Great news for us was that as we came into the final day four teams were still in contention including Cavendish and Keisse, but they were up against wily local experts Kenny de Ketele and Jasper de Buyst. De Ketele and De Buyst had a strong lead in the points competition, scores picked up throughout the week in the supporting competitions. That meant Cavendish and Keisse could only win overall if they finished a lap ahead of their rivals, a result that could only be achieved by lapping the whole field more times than their opponents during the Madison races.
So the scene was set, and the racing was brilliant. All four leading teams went at it hammer and tongs in the two madisons of the evening, reducing the other seven teams to supporting roles.
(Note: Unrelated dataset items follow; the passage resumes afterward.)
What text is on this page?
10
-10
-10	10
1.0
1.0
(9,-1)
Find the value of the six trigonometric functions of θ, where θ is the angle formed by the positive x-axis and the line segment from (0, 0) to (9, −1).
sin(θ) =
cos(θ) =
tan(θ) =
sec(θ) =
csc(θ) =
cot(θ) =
We stood in the middle as they swirled around us in dizzying flashes of lycra and chrome, trying to keep track on move and counter move.
When they were not doing the madisons they were battling it out in the other staples of six day racing, formats designed to entertain. Sprint races were accompanied by rock music countdowns that saw the teams race off against the clock for the fastest times. Only six teams at a time were allowed up on the track for the legendary denys, racing behind motorcycles, a scene that needed no musical accompaniment because the motors roar to a crescendo when the final laps hit full speed.
My personal track favourite has always been the elimination race. But who gave it the boring name? When I started going to grass track races as a kid it was always the “Devil”, or officially “Devil take the hindmost”. Who couldn’t love a race with such a great name, each lap the last rider across the line is eliminated until just two are left rolling. It was always a crowd pleaser, especially if at last one of the riders decides to play the crowd pleasing role of hanging around the back and sneaking up on the rest just as they cross the line.
In the end Cavendish and Keisse battled almost to a standstill taking lap after lap but at the very end they were marked out by De Ketele and De Buyst who sneaked away for the win by the narrowest of margins.
What a great day’s entertainment, we thoroughly enjoyed it from start to end. Flemish cycling delivered once again, there really cannot be a better a better place to be a bike fan.
No cats on the track this time, Kevin? 🙂
Not when we were there Alessio. I saw the Youtube – scary for the cat and the riders!
Great memories of Six Day events at Wembley 65 years ago.
I think I first went to the Wembley Six in the early 70s when our club ran a bus trip to the Saturday night session. Last time 1979 when Sercu broke Peter Post’s all time win record.